Everyone I know is in therapy and if they aren't they probably should be

So, I'm in therapy. I know, I know, who isn't... Like I said to my friend S. some time ago everyone I know is in therapy and if they aren't they probably should be. I had plans to do therapy, just not now. I thought I'd go and do it later, some day in the future, when I could afford it financially and psychologically, as a sort of psycho-hygienic measure. To work on some stuff, reopen a couple of old wounds, rub a little salt in them, let them properly heal and reemerge as this awesome new and improved me - more zen, more together, more perfect. Hm... so that didn't go over too well with the universe.

A bit more than three months ago my dad died. Quite suddenly. We had a difficult relationship, and he definitely wasn't a young father, I did get to say goodbye - but, no surprise, losing him struck me hard. I lost my dad. I grew up. It wasn't pretty. But I'm a trooper so after a bit of crying I buckled up and organised my wedding in 5 weeks (with a lot of help from our friends) and got married within two months of my father's death. (Or fake-married, as I sometimes quite lovingly call the joke of a civil union we get to have here.) We had an amazing wedding party, burlesque/20ies style, we loved it, everyone else loved it and I was perfectly fine. Not. About four days after the party I cracked. And I really mean cracked! I felt I was losing my mind - hell, I still feel like that today. I was exhausted and crying all the time... and exhausted, and crying. It took me forever to get up in the morning, another lifetime to get out of the house, and I remember one day where I actually sat in my parked car in front of the office building, staring at a billboard in front of me for five minutes, before I could muster up the strength to get out of the car and into work. It wasn't pretty.

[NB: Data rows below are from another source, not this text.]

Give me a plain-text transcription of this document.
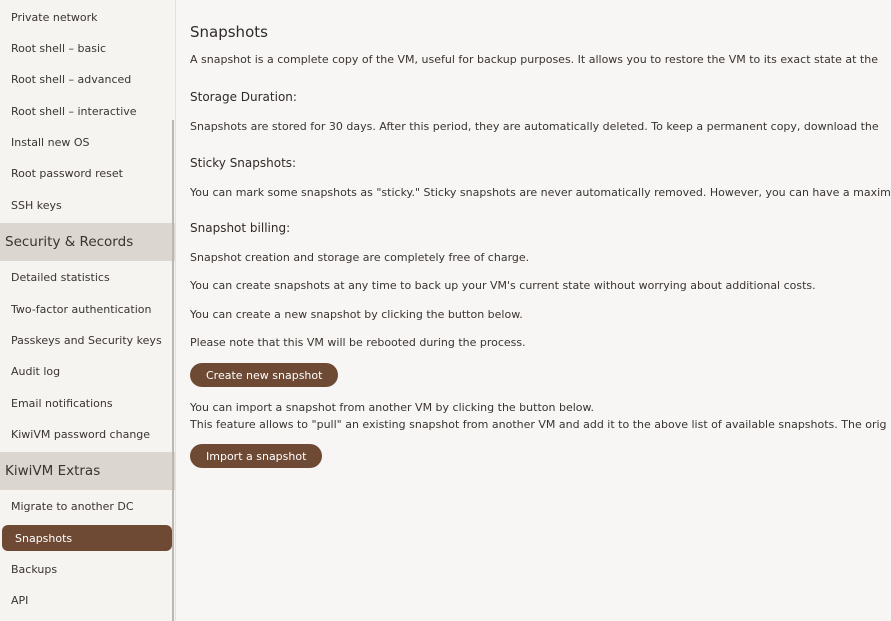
Private network
Root shell – basic
Root shell – advanced
Root shell – interactive
Install new OS
Root password reset
SSH keys
Security & Records
Detailed statistics
Two-factor authentication
Passkeys and Security keys
Audit log
Email notifications
KiwiVM password change
KiwiVM Extras
Migrate to another DC
Snapshots
Backups
API
Snapshots
A snapshot is a complete copy of the VM, useful for backup purposes. It allows you to restore the VM to its exact state at the
Storage Duration:
Snapshots are stored for 30 days. After this period, they are automatically deleted. To keep a permanent copy, download the
Sticky Snapshots:
You can mark some snapshots as "sticky." Sticky snapshots are never automatically removed. However, you can have a maxim
Snapshot billing:
Snapshot creation and storage are completely free of charge.
You can create snapshots at any time to back up your VM's current state without worrying about additional costs.
You can create a new snapshot by clicking the button below.
Please note that this VM will be rebooted during the process.
Create new snapshot
You can import a snapshot from another VM by clicking the button below.
This feature allows to "pull" an existing snapshot from another VM and add it to the above list of available snapshots. The orig
Import a snapshot
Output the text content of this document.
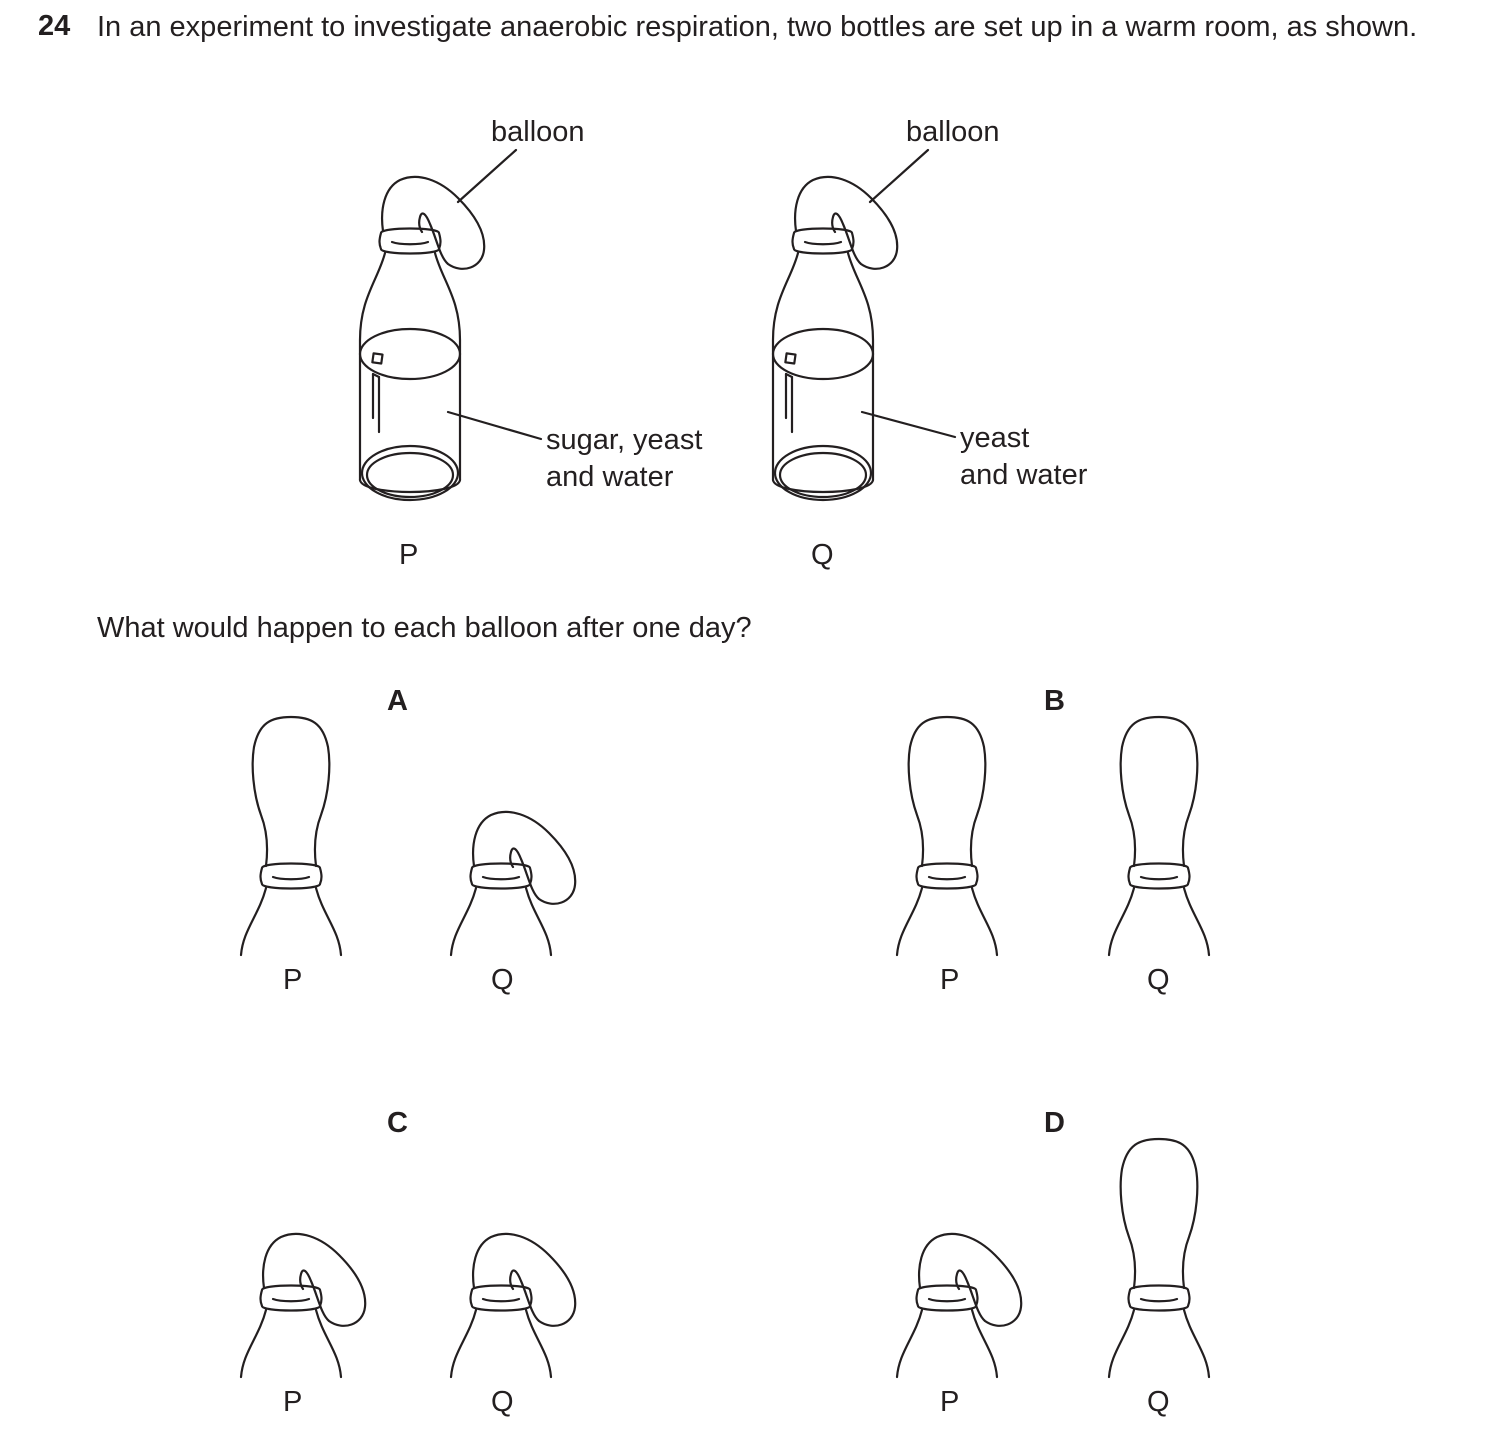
24 In an experiment to investigate anaerobic respiration, two bottles are set up in a warm room, as shown.
balloon	balloon
sugar, yeast
and water
yeast
and water
P	Q
What would happen to each balloon after one day?
A	B
C	D
P	Q	P	Q
P	Q	P	Q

My wife and a couple of my friends must've realised that I was a bit loopy because they kept talking to me about burn out, depression, grief and taking time off. My dad had been depressed all his life, I'd seen burn out in my wife, then girlfriend, about half a year earlier, and I have a bunch of friends who've been/are in therapy for burn out and various other mental health issues. I know their troubles, and suddenly confronted by being told "you have a problem" I recognised myself in them. I finally began to see the rat race I was in. I began to see the bigger picture which was: I'm in a really bad place and I'm only going to make myself worse. Ironically, I also began to see the positive side of it. If I actually had something, if what was happening to me had a name and a form of treatment, then maybe what I've been going through isn't me failing at everything but instead me demanding too much. Maybe I wasn't a loser after all but only failing in the face of my own expectations?

So I started therapy. I quit all of my jobs (I was working as a freelancer). I registered as unemployed and am receiving unemployment benefits. It made me feel awful about myself, but now I see it as this amazing chance that allows me to become healthy again. Of course, half the time I still feel like a loser only now I'm one of those losers who is unemployed, but then I remember how I sat in my car staring at that billboard for what seemed like forever and I just know I wouldn't make it out of the car and up the stairs to the office this time. Hell, these days I sometimes don't even make it out of the apartment! It helps that my family doctor has put me on sick leave two weeks ago until next week when I'll be seeing a psychiatrist who is supposed to officially give my illness a name and hopefully put me on an extended sick leave (and hopefully not on antidepressants).

Since mental health issues are still mostly a taboo, be it burn out, depression or something other, I'd like to point you to this amazing blog post by Beth Hommel (assistant to one Ms Amanda Palmer btw.) which made me feel both understood myself and understanding my wife better (she showed me the blog and wrote about her own experience with it here). And I can only encourage you to (continue to) speak up about mental health issues, be it on your blog, in real life or in one of those status updates which have been becoming quite popular on facebook.

1 comment:

  1. A standard part of my job is that I have to go to my own therapy at least twice a month. I generally just do the every other week thing. I spend so much of my time diagnosing and listening and responding that it is very hard for me to be on the other side of the desk. But, I admit that it helps. I don't always see it until months later, but it does. And it may be that way for you as well. Good luck!